Nappa, que até então ouvia a conversa deles em silêncio, sem entender nada das maluquices de Black que eles diziam, interrompeu-os.

— Olha, se ninguém for me matar, eu vou entrar na câmara, ok? Preciso consertar-me da luta.

Então, irritado com a desobediência de Kakarotto, Vegeta lançou um raio que transpassou o corpo de Nappa.

— Vegeta! — Goku gritou e correu para ajudar o soldado que caído no chão agonizava. Ele tentou-o colocar na câmara, mas o corpo de Nappa era pesado demais para ele conseguir carregá-lo e abrir a porta da câmara — Ele ainda está vivo! Me ajude a colocá-lo lá dentro!

— Não seja tolo, Kakarotto. Eu o quero morto, por que o ajudaria? — Vegeta respondeu com os braços cruzados.

— Vegeta... — Goku olhou para o príncipe que ria enquanto Nappa afogava-se de vez no próprio sangue e falecia.

— Pronto, olha que maravilhoso! — Vegeta sorriu — não é incrível como uma pessoa pode estar viva e no minuto seguinte, morta?

— Vegeta... seu maldito! — Goku gritou.

— Guarde a sua raiva para hoje à noite, Kakarotto — Vegeta respondeu e saiu deixando o general sujar-se completamente no sangue do soldado morto.

Goku balançou a cabeça afastando a memória recente das injustiças de Vegeta. Com suavidade, soltou-se de Chichi e levantou-se. Vestiu-se com a sua melhor armadura de combate, a hora da luta aproximava-se. Antes de sair, observou a mulher dormindo tranquilamente, inclinou-se sobre ela e pousou um delicado beijo em seu rosto. Estava disposto a impedir que Vegeta a machucasse e só tinha um jeito de fazer isso: afastando-se definitivamente dela.

***

Chichi despertou dos seus sonhos eróticos e percebeu-se sozinha na cama. Nem ficou triste, sabia que precisariam manter a discrição a partir de agora. Tomou um banho relaxante e vestiu o vestido mais lindo que encontrou. Queria estar bem linda para vê-lo ganhar a luta e entregar o prêmio diretamente nas mãos dele. Já imaginava Goku sorrindo com um bobo e ruborizando quando ela pousasse um beijo suave em seu rosto na frente de todos e o proclamasse o campeão da noite. Com esses doces pensamentos, ela desceu para a cozinha, aquela atividade toda daquela tarde a deixou com fome. Encontrou seu ajudante.

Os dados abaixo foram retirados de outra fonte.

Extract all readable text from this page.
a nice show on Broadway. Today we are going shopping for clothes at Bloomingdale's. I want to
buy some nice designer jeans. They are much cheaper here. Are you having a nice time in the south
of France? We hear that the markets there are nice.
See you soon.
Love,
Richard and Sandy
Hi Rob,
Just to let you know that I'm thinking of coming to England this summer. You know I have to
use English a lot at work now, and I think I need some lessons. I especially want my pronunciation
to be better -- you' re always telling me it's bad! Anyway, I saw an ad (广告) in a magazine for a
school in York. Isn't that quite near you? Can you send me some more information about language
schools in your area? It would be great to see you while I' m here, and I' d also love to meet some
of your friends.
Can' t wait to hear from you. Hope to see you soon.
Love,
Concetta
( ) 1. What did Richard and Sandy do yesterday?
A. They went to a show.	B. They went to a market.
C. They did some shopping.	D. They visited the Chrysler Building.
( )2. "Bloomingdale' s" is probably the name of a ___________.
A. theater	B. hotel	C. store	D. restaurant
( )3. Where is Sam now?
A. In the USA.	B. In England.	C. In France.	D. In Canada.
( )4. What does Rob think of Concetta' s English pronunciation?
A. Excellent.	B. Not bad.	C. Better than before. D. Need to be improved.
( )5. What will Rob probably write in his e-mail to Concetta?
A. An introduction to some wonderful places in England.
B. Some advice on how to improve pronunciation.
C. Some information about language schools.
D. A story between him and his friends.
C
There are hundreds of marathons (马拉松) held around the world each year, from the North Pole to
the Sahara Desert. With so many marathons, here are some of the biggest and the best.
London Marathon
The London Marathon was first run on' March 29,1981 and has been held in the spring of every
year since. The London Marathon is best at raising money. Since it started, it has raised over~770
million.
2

— Majestade — ele fez uma reverência.

— Tem alguma coisa pra comer?

— Estou preparando, alteza.

— Eu tinha deixado uma torta pronta.

— É que o general Kakarotto passou por aqui, então...

Chichi sorriu. No fundo tinha feito a torta para ele mesmo. Comeu o que achou e saiu para o torneio, nas galerias do palácio, encontrou-se com Vegeta. Desviou do caminho dele, mas o príncipe a seguiu.

— Está pronta para o show dessa noite? — ele perguntou orgulhoso.

— Chama aquela atrocidade de show? Você é repugnante...

— Eu sou, não sou? — Vegeta gargalhou — faz tanto tempo que estou querendo uma luta com Kakarotto, chegou a hora de acertar algumas coisas.

— Vegeta, o torneio é para diversão apenas, não um acerto de contas.

— Não diga asneiras, mulher. Você não conhece nada dos nossos costumes. Nós saiyajins não carregamos o orgulho de sermos os maiores guerreiros do universo à toa. Qualquer oportunidade de uma luta séria, é uma luta séria.

— Eu discordo.

— Bem, mas a sua opinião não conta em nada, sabia? — Vegeta a mediu dos pés a cabeça, ela estava mais bonita do que o normal — você se esmerou hoje, não foi?

— Ah, isso? É só um vestido velho.

— Eu gostei, a esposa do príncipe tem que estar sempre bonita.

Chichi ruborizou, nada daquilo era pra ele, mas ele ainda era o seu marido, e tinha a questão do filho para resolverem.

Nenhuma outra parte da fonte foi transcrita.